There has been a spike in home ownership for one demographic — baby boomers — who were able to get into the market before the boom of the last two decades.
In Melbourne, the ratio of income-to-house prices has gone from being five times the median income in the 1990s to seven today.
As the population has aged, the number of homeowners over 65 has grown, which has propped up the overall home ownership rate, according to Mr Coates.
"They did have to pay high interest rates through the early 90s, but the ratio of house price-to-income was so much lower," he said.
"Older households didn't have to pay such a large multiple of their income, then when interest rates fell through the 2000s they benefited from the asset price appreciation that came from that."
Mr Coates said governments and policy-makers needed to act now, because turning the tide could take decades.
"It took 20 or 30 years for this problem to develop, and it will take 20 years for the problem to be solved, that's why we need to start now," he said.
"Without action there is a greater risk that millennials will miss out on the benefits of home ownership and those benefits are substantial.
"It's a way of saving in a tax-preferred vehicle, there are tax breaks available to owners that are not available to renters, it's also much more secure as a form of tenure."
Professor Burke said tenancy laws were not set up to cater for long-term renting.
"The rental market historically has been structured on the assumption you're going to be a short-term renter and will transition into ownership," he said.
"Rental security in Australia is very weak compared to many other western countries, so you'll live in fear for much of your life that you might be evicted and you won't have this sense of home."
Professor Burke said cities were restructuring because of the housing market.
"You'll have a city of predominately higher-income professional households, and lower-income family households on the outskirts, so there could be issues around more polarised cities," he said.
Many first home buyers are being forced further and further out, into growth corridors and new suburbs on the metropolitan fringe. Places without reliable public transport and established amenities.
They're buying apartments and townhouses, which are not what Australians are used to raising a family in.
In Victoria, figures from the State Revenue Office show the most applicants for the first home buyers grant are coming from these suburbs.
State governments need to make it easier to subdivide in the inner and middle ring suburbs, and improve the lifestyle in the outer suburbs, Mr Coates said.

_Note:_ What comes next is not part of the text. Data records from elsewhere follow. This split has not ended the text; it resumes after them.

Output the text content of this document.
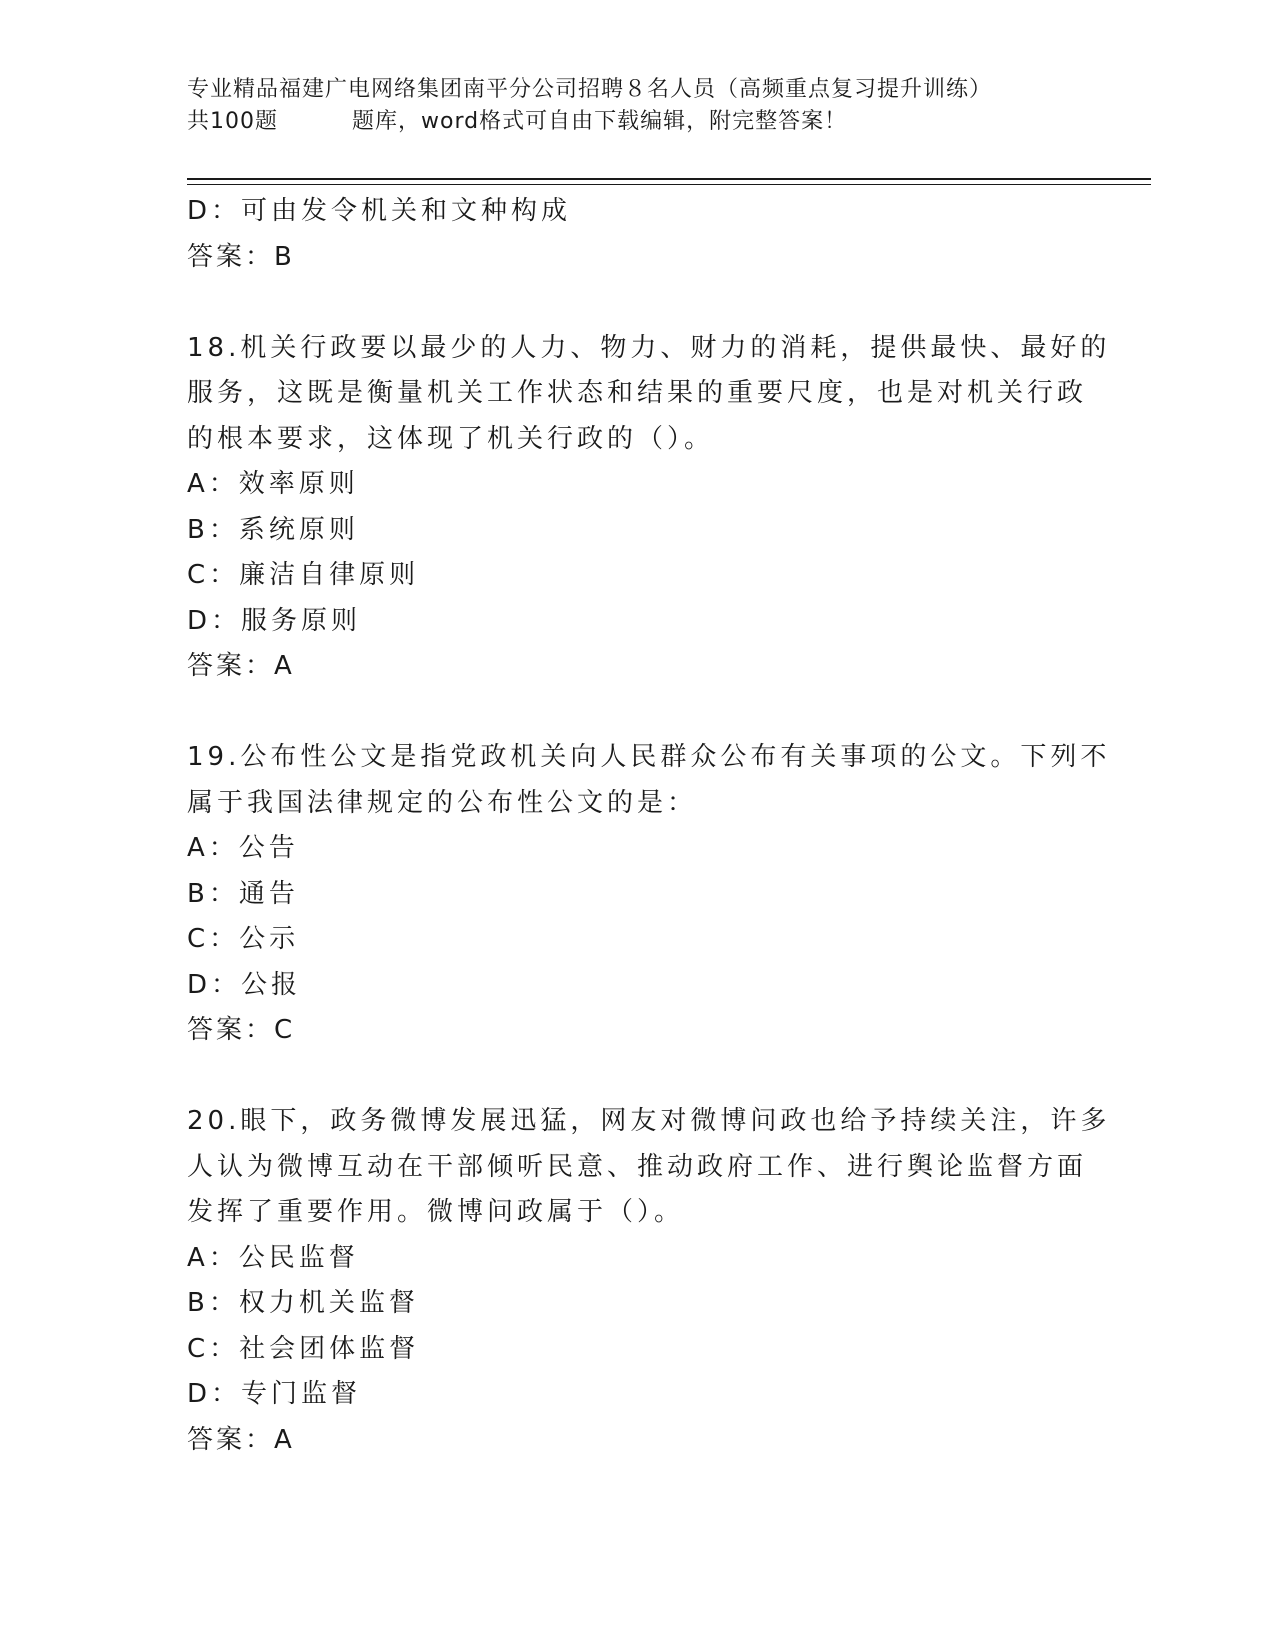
专业精品福建广电网络集团南平分公司招聘８名人员（高频重点复习提升训练）
共100题	题库，word格式可自由下载编辑，附完整答案！
D：可由发令机关和文种构成
答案：B
18.机关行政要以最少的人力、物力、财力的消耗，提供最快、最好的
服务，这既是衡量机关工作状态和结果的重要尺度，也是对机关行政
的根本要求，这体现了机关行政的（）。
A：效率原则
B：系统原则
C：廉洁自律原则
D：服务原则
答案：A
19.公布性公文是指党政机关向人民群众公布有关事项的公文。下列不
属于我国法律规定的公布性公文的是：
A：公告
B：通告
C：公示
D：公报
答案：C
20.眼下，政务微博发展迅猛，网友对微博问政也给予持续关注，许多
人认为微博互动在干部倾听民意、推动政府工作、进行舆论监督方面
发挥了重要作用。微博问政属于（）。
A：公民监督
B：权力机关监督
C：社会团体监督
D：专门监督
答案：A
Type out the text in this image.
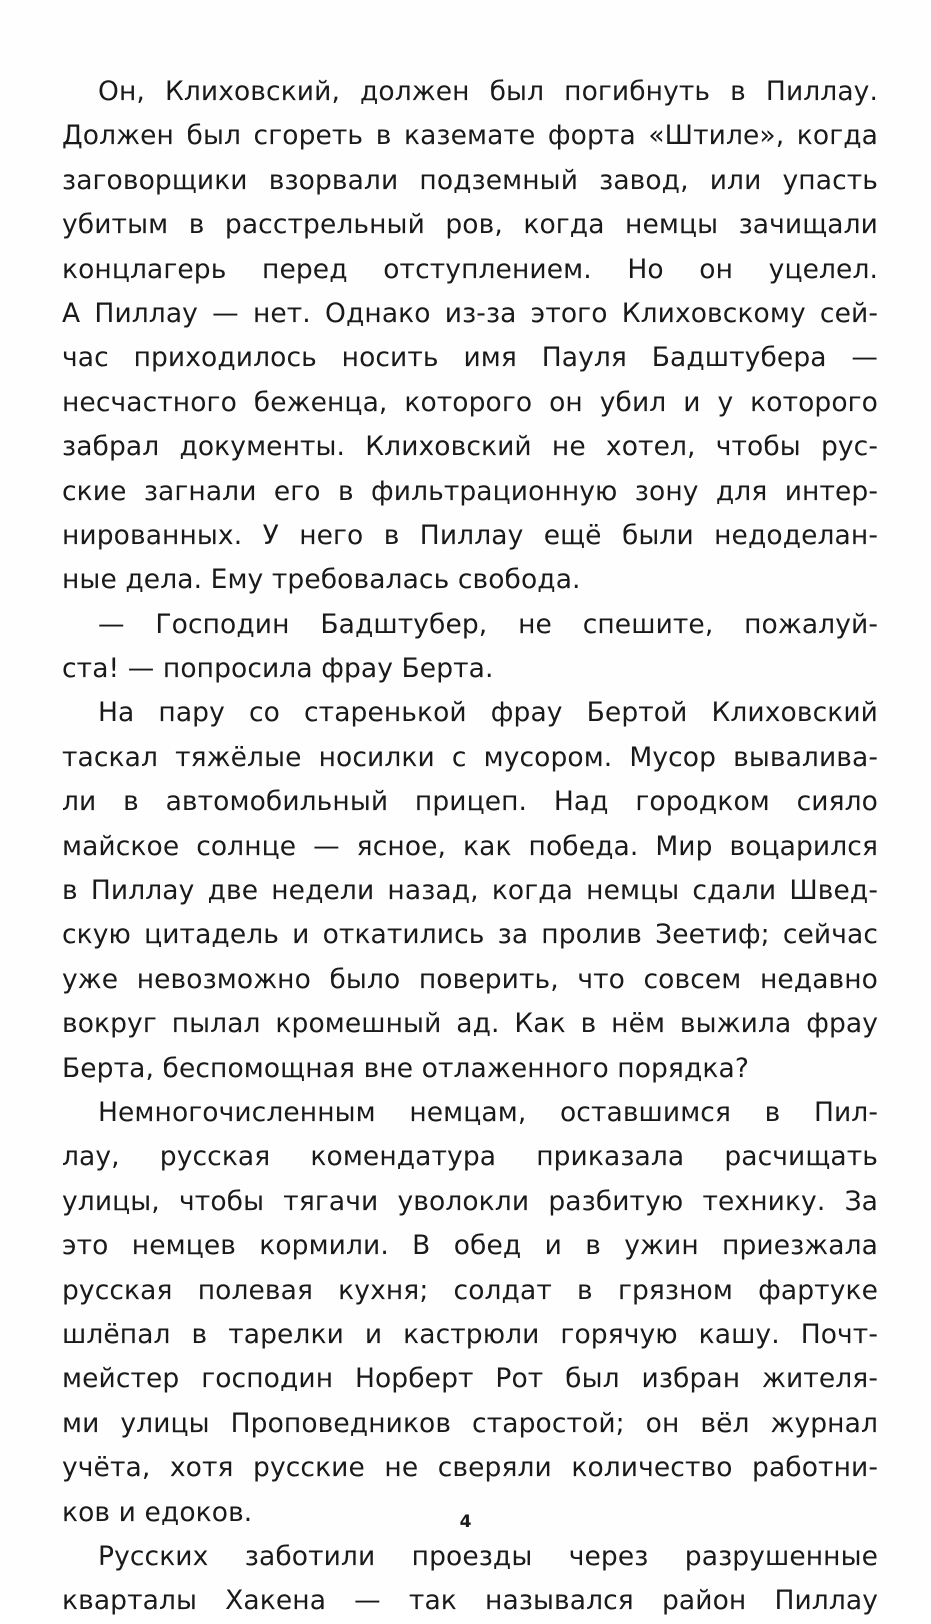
Он, Клиховский, должен был погибнуть в Пиллау.
Должен был сгореть в каземате форта «Штиле», когда
заговорщики взорвали подземный завод, или упасть
убитым в расстрельный ров, когда немцы зачищали
концлагерь перед отступлением. Но он уцелел.
А Пиллау — нет. Однако из-за этого Клиховскому сей-
час приходилось носить имя Пауля Бадштубера —
несчастного беженца, которого он убил и у которого
забрал документы. Клиховский не хотел, чтобы рус-
ские загнали его в фильтрационную зону для интер-
нированных. У него в Пиллау ещё были недоделан-
ные дела. Ему требовалась свобода.
— Господин Бадштубер, не спешите, пожалуй-
ста! — попросила фрау Берта.
На пару со старенькой фрау Бертой Клиховский
таскал тяжёлые носилки с мусором. Мусор вывалива-
ли в автомобильный прицеп. Над городком сияло
майское солнце — ясное, как победа. Мир воцарился
в Пиллау две недели назад, когда немцы сдали Швед-
скую цитадель и откатились за пролив Зеетиф; сейчас
уже невозможно было поверить, что совсем недавно
вокруг пылал кромешный ад. Как в нём выжила фрау
Берта, беспомощная вне отлаженного порядка?
Немногочисленным немцам, оставшимся в Пил-
лау, русская комендатура приказала расчищать
улицы, чтобы тягачи уволокли разбитую технику. За
это немцев кормили. В обед и в ужин приезжала
русская полевая кухня; солдат в грязном фартуке
шлёпал в тарелки и кастрюли горячую кашу. Почт-
мейстер господин Норберт Рот был избран жителя-
ми улицы Проповедников старостой; он вёл журнал
учёта, хотя русские не сверяли количество работни-
ков и едоков.
Русских заботили проезды через разрушенные
кварталы Хакена — так назывался район Пиллау
4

"You need to lift density along transport corridors. And then you need to fix transport infrastructure to make it easier to move into the city from the suburban fringe."
It seems those helping drive the prices up are already in the market and making it harder for those trying to get a foot in the door.
Investors have been able to buy properties using the equity of their own home, benefiting from the boom of the last two decades, Mr Coates said.
"The most obvious thing the Commonwealth Government could do is reduce the capital gains discount and abolish negative gearing. It wouldn't solve the problem but it would help," he said.
Adding home ownership to the aged pension asset test would also go a long way. "We're not targeting those most in need," he said.
"Half of all pension payments go to households with half a million dollars in net wealth, and 20 per cent of payments go to households with more than a million in net wealth."